A COMPREHENSIVE list of freedom fighters still remaining elusive, 47 years after Bangladesh’s independence, as the government has suspended the latest move in this direction citing irregularities in the process is worrisome on a couple of counts. While the nation needs to know who fought in the war for the national independence of Bangladesh, in matters of paying them due respect, such a list is also of utmost importance in the interest of historical records. Besides, being freedom fighters entails some benefits in recognition of their sacrifice, or the supreme sacrifice who laid down their lives. With a flawed list being in place, it is highly unlikely for the government to properly afford them the honour that they deserve. The number of freedom fighters enlisted by successive governments in five lists vary greatly. In order to attend to the issue, the Awami League-led government in October 2014 took up an initiative to prepare the ‘authentic list of freedom fighters.’ The upazila-level scrutiny began in January 2017 but the government on March 11 this year suspended for an indefinite period the scrutiny of new names that came up for inclusion as freedom fighters over irregularities and guidelines not being properly followed.
The situation has only made the hopes for a comprehensive list of freedom fighters uncertain.

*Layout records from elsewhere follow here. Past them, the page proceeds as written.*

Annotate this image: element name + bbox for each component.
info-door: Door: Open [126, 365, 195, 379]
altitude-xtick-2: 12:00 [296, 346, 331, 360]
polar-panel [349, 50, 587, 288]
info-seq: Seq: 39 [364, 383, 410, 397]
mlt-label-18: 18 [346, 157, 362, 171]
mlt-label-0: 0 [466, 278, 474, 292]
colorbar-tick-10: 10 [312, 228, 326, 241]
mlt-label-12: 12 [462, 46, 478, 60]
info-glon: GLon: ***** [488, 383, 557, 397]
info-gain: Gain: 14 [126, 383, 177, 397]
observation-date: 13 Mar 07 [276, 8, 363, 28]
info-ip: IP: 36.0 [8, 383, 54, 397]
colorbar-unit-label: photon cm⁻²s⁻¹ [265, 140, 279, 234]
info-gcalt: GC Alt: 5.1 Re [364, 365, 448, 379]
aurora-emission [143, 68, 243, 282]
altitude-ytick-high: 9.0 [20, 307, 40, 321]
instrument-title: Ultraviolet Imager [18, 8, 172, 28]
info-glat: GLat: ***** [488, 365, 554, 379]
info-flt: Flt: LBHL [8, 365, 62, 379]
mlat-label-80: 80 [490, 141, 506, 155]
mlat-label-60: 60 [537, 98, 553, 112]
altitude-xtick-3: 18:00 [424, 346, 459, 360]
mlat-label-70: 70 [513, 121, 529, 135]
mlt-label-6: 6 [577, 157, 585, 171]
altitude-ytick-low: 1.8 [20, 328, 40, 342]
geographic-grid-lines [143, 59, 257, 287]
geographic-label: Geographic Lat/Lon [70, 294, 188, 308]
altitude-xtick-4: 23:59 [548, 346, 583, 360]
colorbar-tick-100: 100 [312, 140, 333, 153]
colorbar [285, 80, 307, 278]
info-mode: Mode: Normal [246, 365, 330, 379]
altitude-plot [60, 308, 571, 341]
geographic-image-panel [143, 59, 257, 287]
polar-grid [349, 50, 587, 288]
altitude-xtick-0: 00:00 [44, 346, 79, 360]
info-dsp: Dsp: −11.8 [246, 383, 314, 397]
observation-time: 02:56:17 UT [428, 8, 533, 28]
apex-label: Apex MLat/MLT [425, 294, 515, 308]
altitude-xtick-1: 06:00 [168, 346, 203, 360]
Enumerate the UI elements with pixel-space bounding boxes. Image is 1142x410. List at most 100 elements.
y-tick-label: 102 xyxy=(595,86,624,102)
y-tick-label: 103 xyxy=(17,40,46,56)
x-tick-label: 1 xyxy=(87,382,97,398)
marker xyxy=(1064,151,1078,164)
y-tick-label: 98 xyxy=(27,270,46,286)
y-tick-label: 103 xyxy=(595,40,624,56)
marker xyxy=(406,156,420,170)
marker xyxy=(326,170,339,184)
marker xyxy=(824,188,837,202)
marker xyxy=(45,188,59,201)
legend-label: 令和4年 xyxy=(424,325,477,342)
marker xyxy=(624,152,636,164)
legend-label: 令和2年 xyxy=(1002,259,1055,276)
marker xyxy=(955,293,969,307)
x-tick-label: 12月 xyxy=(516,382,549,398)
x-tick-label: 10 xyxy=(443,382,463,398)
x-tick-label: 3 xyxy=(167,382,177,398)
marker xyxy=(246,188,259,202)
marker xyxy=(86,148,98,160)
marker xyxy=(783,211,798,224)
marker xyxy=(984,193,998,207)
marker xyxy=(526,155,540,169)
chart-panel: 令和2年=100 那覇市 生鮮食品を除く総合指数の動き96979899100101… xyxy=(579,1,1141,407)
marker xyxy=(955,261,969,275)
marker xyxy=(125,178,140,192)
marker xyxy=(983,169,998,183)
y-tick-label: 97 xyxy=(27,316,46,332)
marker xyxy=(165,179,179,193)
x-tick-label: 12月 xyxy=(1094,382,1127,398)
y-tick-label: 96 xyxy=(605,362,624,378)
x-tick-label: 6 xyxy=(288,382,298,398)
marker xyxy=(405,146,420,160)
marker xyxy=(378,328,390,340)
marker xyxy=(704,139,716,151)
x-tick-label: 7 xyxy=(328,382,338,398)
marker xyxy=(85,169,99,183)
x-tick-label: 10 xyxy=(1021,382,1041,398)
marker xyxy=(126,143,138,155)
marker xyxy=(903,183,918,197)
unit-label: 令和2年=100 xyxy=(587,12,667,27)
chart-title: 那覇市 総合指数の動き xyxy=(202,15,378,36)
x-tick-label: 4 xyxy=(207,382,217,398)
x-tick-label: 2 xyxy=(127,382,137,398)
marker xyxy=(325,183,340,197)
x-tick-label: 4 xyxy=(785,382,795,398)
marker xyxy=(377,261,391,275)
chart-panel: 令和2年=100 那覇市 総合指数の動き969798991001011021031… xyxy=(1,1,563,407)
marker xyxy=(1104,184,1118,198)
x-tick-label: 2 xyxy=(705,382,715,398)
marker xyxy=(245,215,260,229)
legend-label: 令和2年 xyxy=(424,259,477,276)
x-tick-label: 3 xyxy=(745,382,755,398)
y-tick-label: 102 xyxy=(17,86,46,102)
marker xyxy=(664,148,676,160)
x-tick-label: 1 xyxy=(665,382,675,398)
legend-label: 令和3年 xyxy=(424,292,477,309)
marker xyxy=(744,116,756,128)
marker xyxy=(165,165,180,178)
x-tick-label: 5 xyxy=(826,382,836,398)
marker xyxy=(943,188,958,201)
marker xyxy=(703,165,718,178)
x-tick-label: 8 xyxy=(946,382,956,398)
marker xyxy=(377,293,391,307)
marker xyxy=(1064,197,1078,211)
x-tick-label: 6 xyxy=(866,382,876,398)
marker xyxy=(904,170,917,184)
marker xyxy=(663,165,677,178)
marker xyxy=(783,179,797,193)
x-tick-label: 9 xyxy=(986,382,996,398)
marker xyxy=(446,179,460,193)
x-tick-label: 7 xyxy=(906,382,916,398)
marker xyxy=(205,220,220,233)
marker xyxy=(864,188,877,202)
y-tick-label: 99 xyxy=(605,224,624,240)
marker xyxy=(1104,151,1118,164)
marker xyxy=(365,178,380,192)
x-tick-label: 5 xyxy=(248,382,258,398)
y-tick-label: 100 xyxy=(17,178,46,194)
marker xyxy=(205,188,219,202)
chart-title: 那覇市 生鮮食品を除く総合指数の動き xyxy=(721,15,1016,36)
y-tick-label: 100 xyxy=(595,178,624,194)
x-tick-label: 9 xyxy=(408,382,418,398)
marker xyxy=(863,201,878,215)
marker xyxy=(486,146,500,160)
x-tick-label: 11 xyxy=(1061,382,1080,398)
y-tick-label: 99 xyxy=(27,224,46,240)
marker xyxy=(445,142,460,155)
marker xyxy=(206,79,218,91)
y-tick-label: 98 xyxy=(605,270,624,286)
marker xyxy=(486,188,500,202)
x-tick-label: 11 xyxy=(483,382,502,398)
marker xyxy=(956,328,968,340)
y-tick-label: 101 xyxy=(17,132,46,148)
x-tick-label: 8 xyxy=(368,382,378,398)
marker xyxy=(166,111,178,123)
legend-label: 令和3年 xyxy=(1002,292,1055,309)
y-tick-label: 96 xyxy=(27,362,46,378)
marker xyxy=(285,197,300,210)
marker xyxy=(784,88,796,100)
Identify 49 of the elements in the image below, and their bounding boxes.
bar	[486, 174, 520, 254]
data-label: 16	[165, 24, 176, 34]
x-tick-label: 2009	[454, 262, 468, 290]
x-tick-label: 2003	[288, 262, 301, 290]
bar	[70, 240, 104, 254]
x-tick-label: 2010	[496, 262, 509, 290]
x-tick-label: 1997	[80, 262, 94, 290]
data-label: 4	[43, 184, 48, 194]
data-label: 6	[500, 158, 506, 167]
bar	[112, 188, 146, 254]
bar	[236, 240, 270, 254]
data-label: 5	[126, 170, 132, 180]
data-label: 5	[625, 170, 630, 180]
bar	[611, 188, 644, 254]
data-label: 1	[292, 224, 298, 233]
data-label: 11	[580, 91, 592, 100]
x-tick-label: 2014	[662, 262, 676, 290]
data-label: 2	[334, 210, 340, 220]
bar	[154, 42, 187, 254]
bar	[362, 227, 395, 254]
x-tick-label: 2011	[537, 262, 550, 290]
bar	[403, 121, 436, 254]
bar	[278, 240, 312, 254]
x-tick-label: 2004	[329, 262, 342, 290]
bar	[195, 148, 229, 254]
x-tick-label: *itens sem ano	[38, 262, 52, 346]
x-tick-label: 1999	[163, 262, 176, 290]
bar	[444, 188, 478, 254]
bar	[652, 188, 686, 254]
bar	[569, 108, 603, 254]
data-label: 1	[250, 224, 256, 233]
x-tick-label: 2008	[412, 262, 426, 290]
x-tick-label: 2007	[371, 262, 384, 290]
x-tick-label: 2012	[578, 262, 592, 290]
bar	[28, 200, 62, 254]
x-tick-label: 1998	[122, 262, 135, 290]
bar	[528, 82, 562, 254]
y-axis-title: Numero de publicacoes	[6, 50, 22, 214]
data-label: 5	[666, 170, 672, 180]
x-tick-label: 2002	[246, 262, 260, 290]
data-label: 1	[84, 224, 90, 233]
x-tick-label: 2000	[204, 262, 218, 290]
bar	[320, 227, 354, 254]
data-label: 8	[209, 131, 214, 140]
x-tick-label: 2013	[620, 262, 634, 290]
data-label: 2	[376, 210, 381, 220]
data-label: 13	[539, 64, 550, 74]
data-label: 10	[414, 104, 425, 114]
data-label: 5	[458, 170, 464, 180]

The liberation war affairs minister is reported to have said that upazila scrutiny committees forwarding recommendations without following guidelines and without providing reasons for the inclusion of the names in the list of freedom fighters led to the suspension of the entire scrutiny process and argued that there have been some irregularities in the scrutiny process. Irregularities in scrutiny and no adherence to the guideline by the committees cannot be a basis for the suspension of the process for an indefinite period. The nation needs the list and the government should have no reason to delay the process. Jatiya Muktijoddha Council, which is supposed to complete the scrutiny at 472 upazilas and at eight cities by May 20, is yet to receive scrutiny reports from 116 upazilas for cases against the scrutiny process. Besides, the government on January 17 lowered the age to twelve years and a half at the time of war for freedom fighters to be enlisted. The age limit had been 13 before that, since June 19, 2017 when the government reduced the age limit to 13 years from 15 years, which had been in place since 2014.
The uncertainty that looms large over the comprehensive list of freedom fighters, the suspension of the scrutiny process, delay in preparing the scrutiny report by a large number of upazila committees and the change in the definition of war-time age for freedom fighters to be included in the list have all left scope for further irregularities in other spheres of national life. People not taking part in the war but being listed could get entitlements that are solely meant for people who actually fought the war. The government must immediately look into the issues.